Wisente leben in Herden auf Wiesen und in Wäldern. Sie fressen jeden Tag zwischen 30 und 60 Kilogramm Pflanzen.
Wisente halten sich oft auf Wiesen oder in Wäldern auf. Im nördlichen Kaukasus in Russland leben sie in Bergwäldern und auf Alpwiesen.
Der Kaukasus ist etwa vierzehnmal so gross wie die Schweiz und zieht sich durch sechs Länder: Georgien, Armenien, Aserbaidschan, Türkei, Iran und Russland.
Wisente sind oft unterwegs, um nach Nahrung zu suchen. Je nachdem, wo sie leben, fressen sie Gräser, junge Zweige, Blätter, Wurzeln und Baumrinde. Sie mögen auch Kräuter, zum Beispiel Brennnesseln. In der kälteren Jahreszeit fressen Wisente ausserdem Eicheln oder Pilze. Ausgewachsene Tiere brauchen 30 bis 60 Kilogramm Futter pro Tag. Wenn sie gefressen haben, müssen sie eine Zeit lang ruhen, um wiederzukäuen.
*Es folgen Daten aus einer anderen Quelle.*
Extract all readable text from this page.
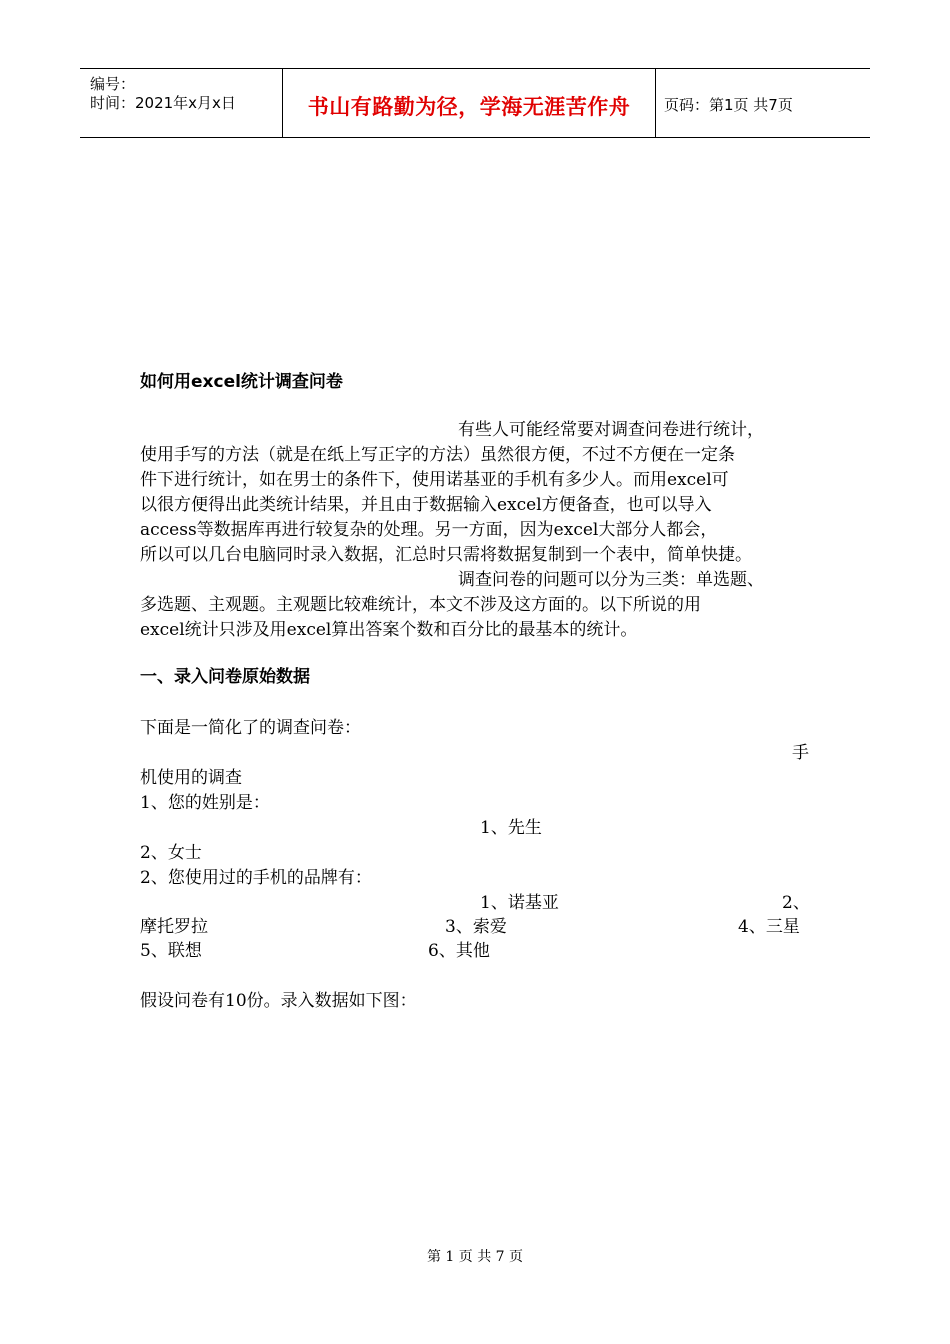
编号：
时间：2021年x月x日	书山有路勤为径，学海无涯苦作舟	页码：第1页 共7页
如何用excel统计调查问卷
有些人可能经常要对调查问卷进行统计，
使用手写的方法（就是在纸上写正字的方法）虽然很方便，不过不方便在一定条
件下进行统计，如在男士的条件下，使用诺基亚的手机有多少人。而用excel可
以很方便得出此类统计结果，并且由于数据输入excel方便备查，也可以导入
access等数据库再进行较复杂的处理。另一方面，因为excel大部分人都会，
所以可以几台电脑同时录入数据，汇总时只需将数据复制到一个表中，简单快捷。
调查问卷的问题可以分为三类：单选题、
多选题、主观题。主观题比较难统计，本文不涉及这方面的。以下所说的用
excel统计只涉及用excel算出答案个数和百分比的最基本的统计。
一、录入问卷原始数据
下面是一简化了的调查问卷：
手
机使用的调查
1、您的姓别是：
1、先生
2、女士
2、您使用过的手机的品牌有：
1、诺基亚	2、
摩托罗拉	3、索爱	4、三星
5、联想	6、其他
假设问卷有10份。录入数据如下图：
第 1 页 共 7 页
Wiederkäuer haben keinen einteiligen Magen wie wir Menschen; ihr Magen besteht aus vier Teilen. Wenn sie das Futter heruntergeschluckt haben und es in den einen Magenteil gelangt ist, würgen sie es wieder hoch und kauen es nochmal.
Wisente leben in Herden. Diese bestehen aus etwa acht bis zwanzig Kühen und ihren Jungen. Eine Leitkuh führt die Herde an. Die Bullen leben allein oder in reinen Bullengruppen.
Wisentkühe gebären ihre Jungen ab Anfang Mai. Für die Geburt entfernen sie sich von der Herde und suchen häufig im Wald einen geschützten Ort. Meistens bekommen sie nur ein Kalb. Sobald es auf der Welt ist, trinkt es bei der Mutter, und nur wenige Tage später kehrt die Kuh mit ihrem Jungen zur Herde zurück. Mit drei Monaten beginnt das Kalb, ebenfalls Pflanzen zu rupfen.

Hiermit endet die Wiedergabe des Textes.